年上カメラマンと訳あり彼女の蜜月まで
『睦月さんに心配はしてなかったのですが。……ところで、綿貫が今度司と仕事をする事になって。良ければ綿貫にアドバイスしてやってくれませんか?』
「へ? 司と?」

 さっちゃんが司とは面識があるのは知っている。けど、一緒に仕事をするなんて……と正直驚いた。

『はい。急な話だったんですが、司から綿貫を貸してもらえないかと連絡がありまして。さっき綿貫に了承を貰ったところです』

 仕事にはとにかく拘りの多い司が、さっちゃんを貸して欲しいってよっぽどだ。きっとどこかで、さっちゃんのその仕事ぶりを知ったからこそ依頼したに違いない。

「そっか。
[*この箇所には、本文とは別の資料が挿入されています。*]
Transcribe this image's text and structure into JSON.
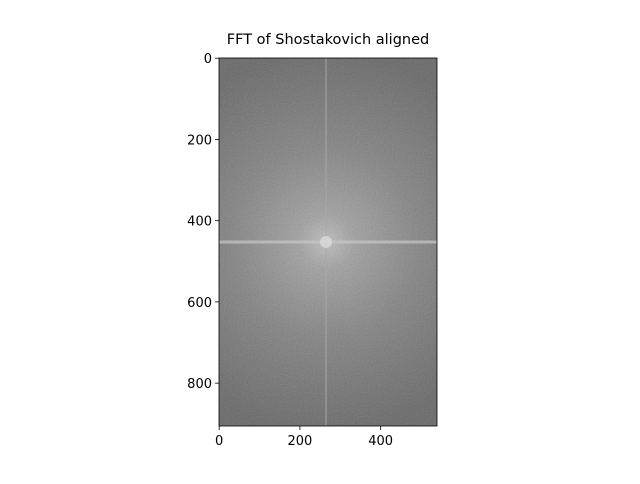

でも、俺さっちゃんの連絡先知らないんだよね」

 本当は聞きたかったんだけど、ずっとタイミングが掴めず今の今まで来ている。仕事のことなら、仕事用のメールアドレスを使えばいいし、どうしても連絡を取りたければ、こうやって希海か香緒に取り次いで貰えばいいのだから。

『だろうと思って、綿貫の連絡先を睦月さんに教えてもいいか聞いておきました』
「えっ? それで?」

 何故か希海は電話の向こうで少し笑うような声になると、『いいそうです。あとで俺からメッセージ送ります』と答えた。